Objective 4-3: Promote data science strategies and standards.

While specific aspects of data science will directly speed translation (see Objective 3-2), more broadly, a variety of data science approaches underlie and cut across much of NCATS’ work. Improving and promoting strategies in data science that facilitate knowledge generation is a key objective of the next five years.

Six core themes in data science will serve as a roadmap and drive the approaches we utilize and support: (1) data stewardship and sustainability; (2) data ingestion, management, and governance; (3) new technologies for expanded knowledge; (4) data reuse and interpretation; (5) open science and a collaborative culture; and (6) data science capacity building and workforce development. The privacy of individuals, their control and ownership of their data, and the security of that data will always be a top priority in our data science efforts. To support growing interest in AI/ML for research, NCATS will apply and foster the development of good algorithmic practices and standardization of data formats to ensure that data sets are valuable, predictive, and representative, all with the overarching goal of minimizing bias in data sets, analytic methods, and the interpretation and use of results. We will use state-of-the art AI technology (including large language models), biostatistics, informatics, and newer efforts in quantum science to aid in every step of the translational process. Specific areas include the innovative design of preclinical and clinical studies and preventative care strategies.

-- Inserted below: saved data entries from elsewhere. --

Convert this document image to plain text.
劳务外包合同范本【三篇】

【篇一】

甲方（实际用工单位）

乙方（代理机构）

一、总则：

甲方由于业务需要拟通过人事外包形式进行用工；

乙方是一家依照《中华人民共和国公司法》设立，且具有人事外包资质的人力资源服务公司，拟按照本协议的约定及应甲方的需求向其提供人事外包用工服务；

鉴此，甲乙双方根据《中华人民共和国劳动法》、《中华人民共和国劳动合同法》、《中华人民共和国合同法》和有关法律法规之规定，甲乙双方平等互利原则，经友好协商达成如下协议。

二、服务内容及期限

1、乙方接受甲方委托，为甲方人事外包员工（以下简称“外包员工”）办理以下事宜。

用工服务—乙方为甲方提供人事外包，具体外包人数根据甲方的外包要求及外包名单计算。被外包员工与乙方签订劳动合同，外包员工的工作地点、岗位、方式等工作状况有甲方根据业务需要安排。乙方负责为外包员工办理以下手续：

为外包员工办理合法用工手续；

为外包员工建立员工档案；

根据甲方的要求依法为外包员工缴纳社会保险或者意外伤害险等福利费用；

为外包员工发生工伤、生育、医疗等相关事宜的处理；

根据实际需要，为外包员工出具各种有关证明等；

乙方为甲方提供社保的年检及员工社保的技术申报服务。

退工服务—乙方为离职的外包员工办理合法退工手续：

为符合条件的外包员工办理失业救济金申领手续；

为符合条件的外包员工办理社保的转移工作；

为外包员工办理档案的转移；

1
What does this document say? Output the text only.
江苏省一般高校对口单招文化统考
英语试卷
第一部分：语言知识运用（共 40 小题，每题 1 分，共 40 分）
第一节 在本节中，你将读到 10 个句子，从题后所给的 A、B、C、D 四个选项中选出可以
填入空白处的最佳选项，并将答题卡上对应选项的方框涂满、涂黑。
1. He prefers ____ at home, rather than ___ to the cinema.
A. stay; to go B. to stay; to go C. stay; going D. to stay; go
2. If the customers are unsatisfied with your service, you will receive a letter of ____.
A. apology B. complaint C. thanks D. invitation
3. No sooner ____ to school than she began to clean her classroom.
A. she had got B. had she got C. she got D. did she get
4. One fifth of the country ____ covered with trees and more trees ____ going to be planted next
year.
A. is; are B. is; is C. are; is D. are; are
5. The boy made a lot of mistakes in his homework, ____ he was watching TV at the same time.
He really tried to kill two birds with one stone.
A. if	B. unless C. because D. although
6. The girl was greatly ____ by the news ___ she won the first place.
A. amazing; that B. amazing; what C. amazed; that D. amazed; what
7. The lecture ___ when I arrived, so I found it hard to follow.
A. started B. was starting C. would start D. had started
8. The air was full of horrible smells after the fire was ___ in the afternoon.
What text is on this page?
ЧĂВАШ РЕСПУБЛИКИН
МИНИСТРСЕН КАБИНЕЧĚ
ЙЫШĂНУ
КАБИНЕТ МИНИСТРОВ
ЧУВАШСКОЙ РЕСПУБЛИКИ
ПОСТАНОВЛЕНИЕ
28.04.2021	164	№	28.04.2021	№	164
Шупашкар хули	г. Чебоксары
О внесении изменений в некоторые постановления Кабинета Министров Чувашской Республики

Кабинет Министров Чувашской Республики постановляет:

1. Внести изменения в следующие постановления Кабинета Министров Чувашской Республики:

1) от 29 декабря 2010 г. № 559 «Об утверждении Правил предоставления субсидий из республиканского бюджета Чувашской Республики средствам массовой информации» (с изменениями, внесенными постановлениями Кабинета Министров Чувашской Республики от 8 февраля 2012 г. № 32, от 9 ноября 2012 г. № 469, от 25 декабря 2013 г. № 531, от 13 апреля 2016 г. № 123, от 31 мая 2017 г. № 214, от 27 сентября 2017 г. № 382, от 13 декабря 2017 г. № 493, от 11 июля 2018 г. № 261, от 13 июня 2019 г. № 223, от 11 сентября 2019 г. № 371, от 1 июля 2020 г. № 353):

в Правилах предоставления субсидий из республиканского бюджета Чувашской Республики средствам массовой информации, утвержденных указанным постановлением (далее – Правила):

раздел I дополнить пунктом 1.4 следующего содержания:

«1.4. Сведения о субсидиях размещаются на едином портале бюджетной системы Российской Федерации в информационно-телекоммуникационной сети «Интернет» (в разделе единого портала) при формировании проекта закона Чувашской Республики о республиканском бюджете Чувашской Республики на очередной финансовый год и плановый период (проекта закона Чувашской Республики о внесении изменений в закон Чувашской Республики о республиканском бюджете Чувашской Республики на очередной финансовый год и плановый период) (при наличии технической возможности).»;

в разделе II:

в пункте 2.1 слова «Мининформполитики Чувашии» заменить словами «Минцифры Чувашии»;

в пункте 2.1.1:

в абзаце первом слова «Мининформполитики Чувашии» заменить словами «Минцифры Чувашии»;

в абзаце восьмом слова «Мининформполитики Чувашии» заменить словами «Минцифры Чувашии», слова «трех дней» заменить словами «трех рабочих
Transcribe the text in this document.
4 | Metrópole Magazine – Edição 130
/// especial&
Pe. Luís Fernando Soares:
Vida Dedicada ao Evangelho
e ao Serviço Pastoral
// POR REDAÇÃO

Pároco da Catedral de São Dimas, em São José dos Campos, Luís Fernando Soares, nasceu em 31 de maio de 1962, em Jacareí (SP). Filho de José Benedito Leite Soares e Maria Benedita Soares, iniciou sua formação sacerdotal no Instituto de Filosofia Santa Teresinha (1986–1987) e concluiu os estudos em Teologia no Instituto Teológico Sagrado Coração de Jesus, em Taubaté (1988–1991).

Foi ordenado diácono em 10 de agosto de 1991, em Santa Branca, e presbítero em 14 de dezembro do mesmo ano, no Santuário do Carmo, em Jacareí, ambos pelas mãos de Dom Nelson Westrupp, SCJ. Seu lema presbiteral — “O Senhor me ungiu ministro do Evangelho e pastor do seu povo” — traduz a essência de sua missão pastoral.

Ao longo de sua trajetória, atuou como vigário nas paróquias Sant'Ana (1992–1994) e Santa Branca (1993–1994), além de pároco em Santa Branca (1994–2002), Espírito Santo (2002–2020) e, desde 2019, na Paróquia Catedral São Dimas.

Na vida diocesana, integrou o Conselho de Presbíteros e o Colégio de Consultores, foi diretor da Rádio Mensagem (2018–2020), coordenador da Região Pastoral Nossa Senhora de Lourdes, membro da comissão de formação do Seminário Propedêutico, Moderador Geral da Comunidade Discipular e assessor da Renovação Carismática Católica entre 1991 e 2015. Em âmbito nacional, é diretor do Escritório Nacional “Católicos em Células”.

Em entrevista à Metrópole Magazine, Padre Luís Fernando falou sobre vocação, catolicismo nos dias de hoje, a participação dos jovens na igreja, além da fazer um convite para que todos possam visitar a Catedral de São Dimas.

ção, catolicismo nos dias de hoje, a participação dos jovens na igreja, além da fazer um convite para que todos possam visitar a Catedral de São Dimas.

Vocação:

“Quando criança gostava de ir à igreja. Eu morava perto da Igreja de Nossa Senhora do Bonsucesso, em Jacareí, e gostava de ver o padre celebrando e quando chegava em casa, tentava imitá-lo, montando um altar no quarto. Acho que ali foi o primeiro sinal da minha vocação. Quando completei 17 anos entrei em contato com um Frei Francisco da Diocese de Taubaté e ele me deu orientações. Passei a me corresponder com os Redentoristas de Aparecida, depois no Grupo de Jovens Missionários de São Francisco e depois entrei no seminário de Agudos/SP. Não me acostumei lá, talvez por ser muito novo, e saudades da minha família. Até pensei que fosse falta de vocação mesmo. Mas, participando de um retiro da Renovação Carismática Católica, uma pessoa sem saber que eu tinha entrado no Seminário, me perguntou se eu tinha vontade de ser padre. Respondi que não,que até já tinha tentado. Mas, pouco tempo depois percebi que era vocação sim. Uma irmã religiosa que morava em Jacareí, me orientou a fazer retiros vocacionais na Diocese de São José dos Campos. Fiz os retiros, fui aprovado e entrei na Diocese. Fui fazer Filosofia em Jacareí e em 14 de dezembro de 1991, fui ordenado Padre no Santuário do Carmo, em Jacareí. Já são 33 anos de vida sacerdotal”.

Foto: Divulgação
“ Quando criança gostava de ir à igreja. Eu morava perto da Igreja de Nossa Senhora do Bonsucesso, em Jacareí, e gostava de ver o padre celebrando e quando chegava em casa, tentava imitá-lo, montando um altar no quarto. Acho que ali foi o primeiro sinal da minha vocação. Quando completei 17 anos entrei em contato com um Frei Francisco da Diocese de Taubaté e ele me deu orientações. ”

Objective 4-4: Raise awareness of the value and applications of translational science and its principles.

Translational science is an engine that drives scientific research to clinical practice, yet it is not well understood by those outside the field. More awareness of translational science is needed to convey its value in addressing longstanding research challenges.

We will enhance translational science efforts by creating and sharing resources, methodologies, and impact stories. We will increase knowledge about translational science through scientific publications, as well as other communication and outreach activities intended to reach audiences beyond the research community. We also will build relationships through different types of engagement. We welcome every opportunity to inform the public as well as national and international research communities about how our research and support addresses long-standing challenges in translational research so that new treatments and other health solutions reach all people more quickly.